The other book that I reread was written by an incredibly well-known writer who hasn't been overlooked by anyone since writing Wonder Boys and the Mysteries of Pittsburgh. Michael Chabon, who took his own stab at Sherlock Holmes in The Final Solution, is one of the few prominent writers around that has actually berated the literate world for creating categories of literature - things like mystery, science-fiction, and romance. His claim, that writing is about entertainment, which I've explored elsewhere, and is either done well or poorly regardless of genre, is one that has helped me immensely in my own writing and reading.

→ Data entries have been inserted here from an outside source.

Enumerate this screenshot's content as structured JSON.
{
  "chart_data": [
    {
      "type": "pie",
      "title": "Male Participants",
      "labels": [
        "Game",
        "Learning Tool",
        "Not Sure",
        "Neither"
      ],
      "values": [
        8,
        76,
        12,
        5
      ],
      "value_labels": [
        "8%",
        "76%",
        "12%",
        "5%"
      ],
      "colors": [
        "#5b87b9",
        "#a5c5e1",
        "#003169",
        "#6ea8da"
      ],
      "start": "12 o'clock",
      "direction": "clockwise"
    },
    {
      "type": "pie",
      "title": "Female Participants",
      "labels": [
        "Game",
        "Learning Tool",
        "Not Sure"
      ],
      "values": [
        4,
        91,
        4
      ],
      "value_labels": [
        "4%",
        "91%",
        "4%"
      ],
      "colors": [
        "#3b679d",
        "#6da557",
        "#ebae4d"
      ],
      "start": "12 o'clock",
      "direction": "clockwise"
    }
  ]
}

In Gentleman of the Road, which I believe I've written about before as well, and which Chabon had given the working title of Jews with Swords, Chabon writes a delightful action story whose intended audience would probably be a bunch of 12 year old boys with absurdly wonderful vocabularies. The story is even better the second time around, particularly as I was less daunted by his obscure verbiage, and I got a better look at the two characters. Chabon, like King, does a pretty great job at giving his characters depth. Amram and Zelikman, the Jews with Swords, are a bit less multi-dimensional than Mary Russell; however, for a two-hundred page action thriller, they are more like Meryl Streep and Judi Dench than Paris Hilton and Cameron Diaz. Writers like Chabon and King are great precisely because they come up great characters, which seems to be the overall theme of this post, that thrive despite awkward plotting or distracting vocabulary. It is not fashionable these days to talk about literature outside of culture, history, or other interpretive lenses, but I think the farther we get from the core elements of literature like characters, the more we miss the essence of what makes reading a uniquely human and enjoyable activity. I'm all about talking about literature as a humanizing activity, and the best literature is that which helps us connect with others by showing us what our humanity is and how it works. And if you can do that as a writer, then, at the very least, you'll be admired by me.